I'm sure there are better things to try, though.

Do you have a PDF with javascript in it I can test with?

(EDIT: I tested both methods with the javascript calculator PDF here (http://www.planetpdf.com/developer/article.asp?ContentID=6575) and both successfully broke the calculator, but I'm not sure whether or not any javascript was left or not.)

(EDIT 2: I uncompressed the results of both methods with pdftk and examined the results and didn't see any javascript in either, but I'm not the most competent judge.)

(EDIT 3: Someone cleverer than I could probably use pdftk to uncompress the PDF then use a command line text/stream editor like sed or awk to strip the javascript then recompress.)

frabjous
02-17-2010, 04:19 PM
Aha!

Even better: PDF Java Script stripper (http://pdfjavascriptst.sourceforge.net/) -- a Java program; should be platform-independent.

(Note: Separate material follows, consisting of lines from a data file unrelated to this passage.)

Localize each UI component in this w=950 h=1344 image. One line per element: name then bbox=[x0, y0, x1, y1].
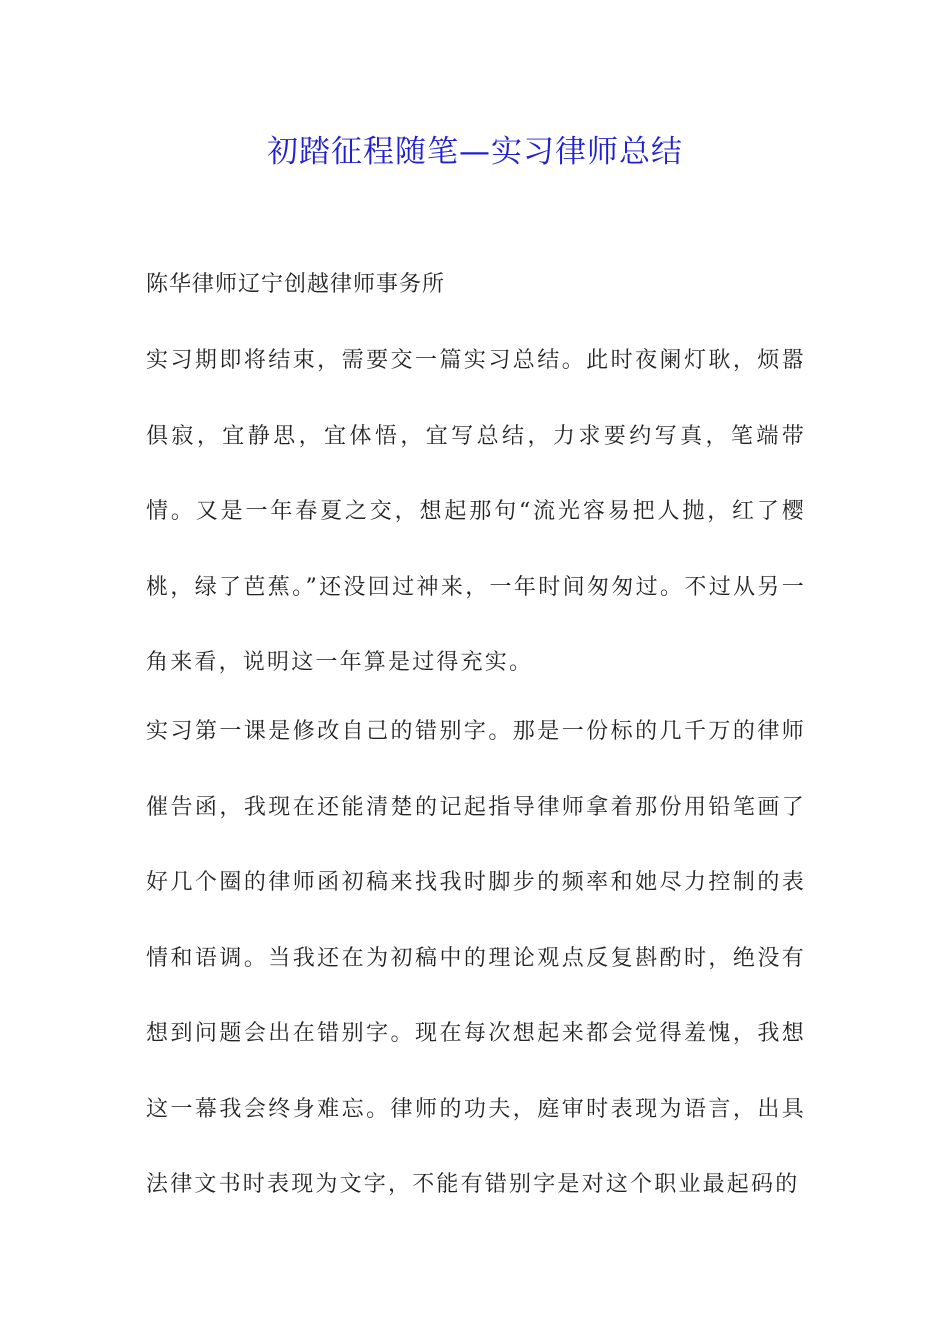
document-title: 初踏征程随笔—实习律师总结 bbox=[267, 134, 683, 170]
paragraph-1: 实习期即将结束，需要交一篇实习总结。此时夜阑灯耿，烦嚣俱寂，宜静思，宜体悟，宜写总结，力求要约写真，笔端带情。又是一年春夏之交，想起那句“流光容易把人抛，红了樱桃，绿了芭蕉。”还没回过神来，一年时间匆匆过。不过从另一角来看，说明这一年算是过得充实。 bbox=[146, 348, 806, 675]
paragraph-2: 实习第一课是修改自己的错别字。那是一份标的几千万的律师催告函，我现在还能清楚的记起指导律师拿着那份用铅笔画了好几个圈的律师函初稿来找我时脚步的频率和她尽力控制的表情和语调。当我还在为初稿中的理论观点反复斟酌时，绝没有想到问题会出在错别字。现在每次想起来都会觉得羞愧，我想这一幕我会终身难忘。律师的功夫，庭审时表现为语言，出具法律文书时表现为文字，不能有错别字是对这个职业最起码的 bbox=[146, 719, 806, 1197]
author-line: 陈华律师辽宁创越律师事务所 bbox=[146, 272, 446, 297]
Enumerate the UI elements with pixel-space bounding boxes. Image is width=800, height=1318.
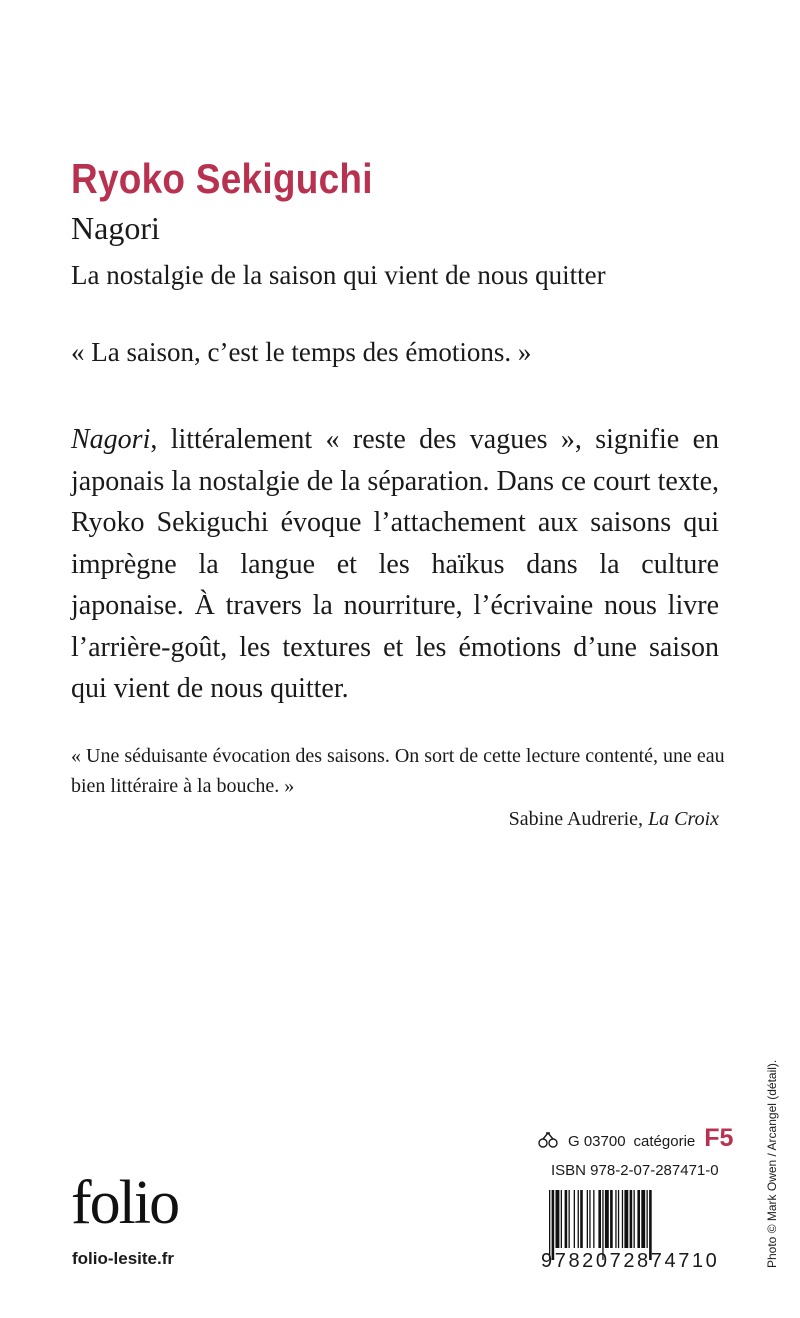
series-code: G 03700 [568, 1133, 626, 1151]
epigraph-quote: « La saison, c’est le temps des émotions. » [71, 337, 532, 367]
isbn-number: ISBN 978-2-07-287471-0 [551, 1162, 719, 1179]
review-attribution [509, 804, 719, 834]
category-label: catégorie [633, 1133, 696, 1151]
book-title: Nagori [71, 210, 160, 246]
blurb-lead-italic: Nagori [71, 424, 151, 455]
book-subtitle: La nostalgie de la saison qui vient de nous quitter [71, 260, 606, 290]
publisher-mark-icon [536, 1131, 560, 1149]
review-publication: La Croix [648, 808, 719, 830]
blurb-text: , littéralement « reste des vagues », signifie en japonais la nostalgie de la séparation. Dans ce court texte, Ryoko Sekiguchi évoque l’attachement aux saisons qui imprègne la langue et les haïkus dans la culture japonaise. À travers la nourriture, l’écrivaine nous livre l’arrière-goût, les textures et les émotions d’une saison qui vient de nous quitter. [71, 424, 719, 704]
folio-logo: folio [71, 1169, 179, 1237]
blurb-paragraph [71, 419, 719, 710]
author-name: Ryoko Sekiguchi [71, 155, 373, 202]
reviewer-name: Sabine Audrerie, [508, 808, 649, 830]
photo-credit: Photo © Mark Owen / Arcangel (détail). [765, 1059, 779, 1268]
review-quote: « Une séduisante évocation des saisons. On sort de cette lecture contenté, une eau bien littéraire à la bouche. » [71, 745, 725, 797]
website-url: folio-lesite.fr [72, 1249, 175, 1268]
catalog-code-row [536, 1124, 734, 1152]
barcode-digits: 9782072874710 [541, 1250, 720, 1272]
category-value: F5 [704, 1124, 734, 1152]
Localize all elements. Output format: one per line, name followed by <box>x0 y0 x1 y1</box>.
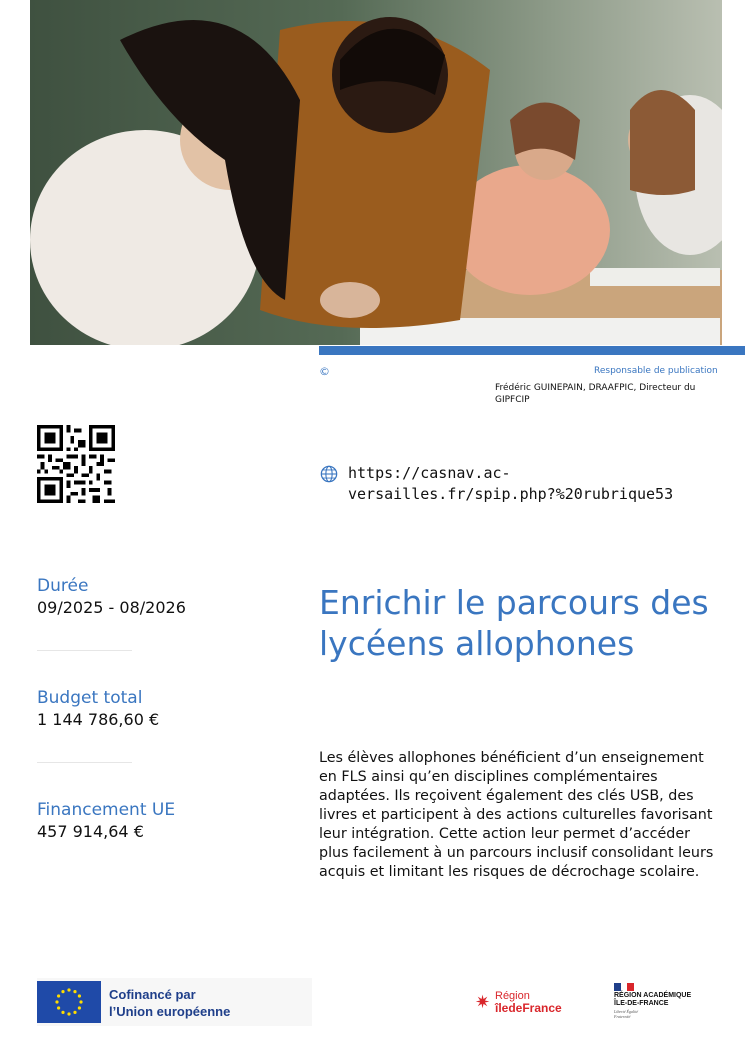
project-description: Les élèves allophones bénéficient d’un enseignement en FLS ainsi qu’en disciplines complémentaires adaptées. Ils reçoivent également des clés USB, des livres et participent à des actions culturelles favorisant leur intégration. Cette action leur permet d’accéder plus facilement à un parcours inclusif consolidant leurs acquis et limitant les risques de décrochage scolaire. <box>319 750 714 880</box>
duration-block <box>37 575 237 619</box>
acad-line-2: ÎLE-DE-FRANCE <box>614 1000 669 1007</box>
eu-flag-icon <box>37 981 101 1023</box>
eu-funding-block <box>37 799 237 843</box>
region-word: Région <box>495 990 530 1002</box>
region-name: îledeFrance <box>495 1001 562 1015</box>
acad-line-1: RÉGION ACADÉMIQUE <box>614 992 692 999</box>
eu-line-1: Cofinancé par <box>109 987 196 1002</box>
accent-bar <box>319 346 745 355</box>
project-title: Enrichir le parcours des lycéens allophones <box>319 583 709 663</box>
region-academique-logo <box>614 983 724 1023</box>
students-photo-illustration <box>30 0 722 345</box>
divider <box>37 650 132 651</box>
copyright-symbol: © <box>319 365 330 378</box>
project-url[interactable]: https://casnav.ac-versailles.fr/spip.php?%20rubrique53 <box>348 464 674 503</box>
hero-photo <box>30 0 722 345</box>
french-flag-icon <box>614 983 634 991</box>
publication-responsible-label: Responsable de publication <box>594 366 718 376</box>
eu-cofunding-text <box>109 986 230 1020</box>
duration-value: 09/2025 - 08/2026 <box>37 598 186 617</box>
budget-block <box>37 687 237 731</box>
globe-icon <box>320 465 338 483</box>
eu-cofunding-logo <box>37 978 312 1026</box>
publication-responsible-name: Frédéric GUINEPAIN, DRAAFPIC, Directeur du GIPFCIP <box>495 383 696 405</box>
budget-value: 1 144 786,60 € <box>37 710 160 729</box>
divider <box>37 762 132 763</box>
qr-code[interactable] <box>37 425 115 503</box>
eu-funding-value: 457 914,64 € <box>37 822 144 841</box>
star-icon: ✷ <box>475 992 491 1013</box>
eu-funding-label: Financement UE <box>37 800 176 820</box>
region-ile-de-france-logo <box>475 990 575 1020</box>
acad-motto: Liberté Égalité Fraternité <box>614 1009 639 1019</box>
duration-label: Durée <box>37 576 89 596</box>
eu-line-2: l’Union européenne <box>109 1004 231 1019</box>
budget-label: Budget total <box>37 688 143 708</box>
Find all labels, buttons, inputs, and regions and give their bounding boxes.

(Actually, unless you're already familiar with iText, that looks a bit intimidating... well... take your pick.)

psychomike
02-18-2010, 12:15 PM
frabjous,

first thank you for the speedy response.

after looking at pdfstripper.jar, it does not look like the tool i was hoping for. i would have to rename my before i run it, and rename it after it is run. it appears to be a wrapper around the itext class library, that is then in turn run by a wrapper around a java tool (ant). i was hoping for something a little 'cleaner' (i.e. <command> <input pdf> <output pdf> ).

(this is more of a philosophical thing. i am the lead architect on a 300k plus line java-based open source project...)

i am wondering if 'pdftk flatten' is the correct tool, as it has not been updated in quite some time (nov 2006) , and might not be 'script aware' in most cases.

looks like my choices are (in no order)


convert to a better 'print ready' format, and back again.
bite the bullet and write a program that uses the itext class myself.
(in all my copious free time not spent changing diapers, babysitting engineers - no, they are not the ones in diapers, and launching a startup.)
be the one to write the bash script that uses pdftk to flatten --> filter out java script using sed/awk/etc --> re-compress



*sigh*

and on a timely note, saw this article referenced on slashdot a few hours after i posted my plea for help:

Rogue PDFs account for 80% of all exploits, says researcher (http://www.computerworld.com/s/article/9157438/Rogue_PDFs_account_for_80_of_all_exploits_says_res earcher)


from the article:

Computerworld - Just hours before Adobe is slated to deliver the latest patches for its popular PDF viewer, a security firm announced that by its counting, malicious Reader documents made up 80% of all exploits at the end of 2009.

According to ScanSafe of San Bruno, Calif., vulnerabilities in Adobe's Reader and Acrobat applications were the most frequently targeted of any software during 2009, with hackers' PDF exploits growing throughout the year.

In the first quarter of 2009, malicious PDF files made up 56% of all exploits tracked by ScanSafe. That figure climbed above 60% in the second quarter, over 70% in the third and finished at 80% in the fourth quarter.


looks like i need this tool more than ever !

-michael

frabjous
02-18-2010, 03:27 PM
Couldn't you automate the renaming and the rest of it with a bash script (or python/perl/sh, etc.)?

Well, if you do decide to write something yourself, let us know!

The other methods I mentioned are probably good enough for my purposes.

What is this open source project if I may be nosy?